Imagine, just for the sake of argument, that North Korea and South Korea become one country with its capital being Seoul. The regime of the Kim dynasty is toppled with probably the help of the United States and the inaction from the North’s alleged allies – China and Russia. Let’s disregard China, Russia, the United States and the other countries from the picture just to make our lives easier!
Now our next goal is to find out the profit that the South would make from such a merger – total benefit – and at what cost – total cost – it will have it. In this case, the marginal benefit and the martinal cost should be measured for the level of integration that the South Koreans would produce in order to integrate their brothers from the North.
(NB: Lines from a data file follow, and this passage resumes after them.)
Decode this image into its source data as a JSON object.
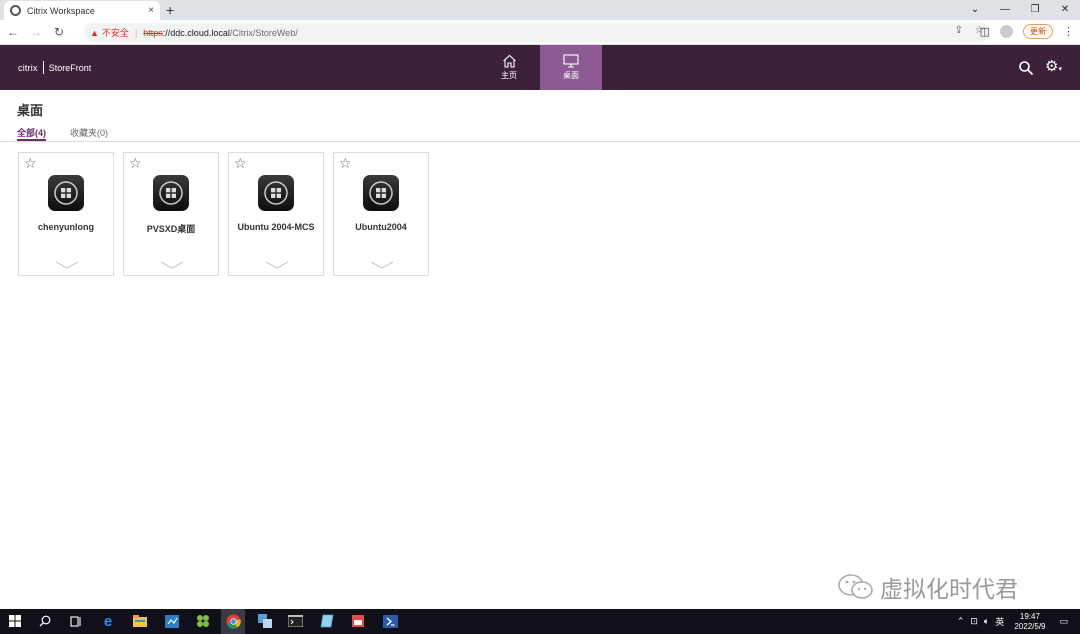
{
  "browser": {
    "tab_title": "Citrix Workspace",
    "tab_close": "×",
    "new_tab": "+",
    "win_min": "—",
    "win_max": "❐",
    "win_close": "✕",
    "nav_back": "←",
    "nav_forward": "→",
    "nav_reload": "↻",
    "insecure_label": "不安全",
    "url_scheme": "https",
    "url_host": "://ddc.cloud.local",
    "url_path": "/Citrix/StoreWeb/",
    "update_label": "更新"
  },
  "header": {
    "brand_citrix": "citrix",
    "brand_product": "StoreFront",
    "nav": [
      {
        "label": "主页",
        "icon": "home-icon"
      },
      {
        "label": "桌面",
        "icon": "monitor-icon",
        "active": true
      }
    ]
  },
  "page": {
    "title": "桌面",
    "filters": [
      {
        "label": "全部(4)",
        "active": true
      },
      {
        "label": "收藏夹(0)",
        "active": false
      }
    ],
    "tiles": [
      {
        "name": "chenyunlong"
      },
      {
        "name": "PVSXD桌面"
      },
      {
        "name": "Ubuntu 2004-MCS"
      },
      {
        "name": "Ubuntu2004"
      }
    ]
  },
  "watermark": "虚拟化时代君",
  "taskbar": {
    "time": "19:47",
    "date": "2022/5/9",
    "ime": "英"
  },
  "colors": {
    "header_bg": "#3b2238",
    "active_tab": "#8e5a96",
    "accent": "#6a2c6a"
  }
}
The quantity produced will be depicted by the horizontal line of the graph, the well known quantity line of the supply and demand graph in economics. In other words, it will be our independent variable.
This model might suggest that in a hypothetical merger between North Korea and South Korea, the South Koreans will not be having the goal of completely integrating the North Koreans as soon as possible if their goal is to maximize profits. Especially not as soon as possible, for their total cost of doing that for every additional won (their currency) they invest in attaining that high level of integration over a short period of time will outweigh their total benefit.
The South’s benefit is the potential for a stronger Korean nation economically, politically and even militarily which is most likely attainable at least a generation away. It will be the dependent variable, the horizontal line of the graph.
The South’s cost will be the funds needed to rejuvenate the North politically, socially and economically – the three most important aspects of our world, in my opinion. So instead of these exact funds being spent in the South on infrastructure projects, education, security, defense, health care and other services, a certain percentage of them will be spent on putting the North back in order. This is a cost to the South Korean society. The question of which one – marginal benefit or marginal cost – outweights the other remains unanswered. A calculation of the two is necessary.
The problem with this perspective
Aside from being a lot more difficult to measure all this than it is to measure how a company within a certain market would maximize profits, critics of the perspective described in this article might point out the impossibility of applying it to practice. After all, the public sector is not the private sector. It usually doesn’t produce certain units of one good but services only. Also, the government merely acts as a decision making body.
I wouldn’t completely agree with such critics. The perspective described in this article would deny the critics by assuming that a certain planned pattern of decision making by the government is in fact the production of certain units of its services, namely the total quantity produced. For example, the higher the level of education to be provided to the North Koreans, the more expensive it will be to the South Koreans in the short run, and it may also stagnate the integration process in the long run because too sudden a change to a certain people’s culture might not resonate well to that people.
What I suggest with this article is not that the public sector should behave like the private sector but that it is possible to successfully analyze political behavior by thinking like a microeconomist. We have statistics from the past and today we see results out of certain policies having been taken in the past. Therefore we are capable of analyzing past decision making and test this theory.
However, we are still less capable of analyzing the future. Case on point – for the past century there have been different super powers. Hardly had anyone thought before the Second World War that the United States would become the greatest power on Earth today, and hardly had anyone thought after the Second World War that Germany would turn into the largest economy in Europe or that that same Europe, exhausted after two world wars, would have formed a political, social and economic entity called the European Union.
Just like one of my professors of economics had said once when introducing us to the Cobb-Douglas production function – don’t trust your intuition, trust the model. It will shock you how often models reflect the truth.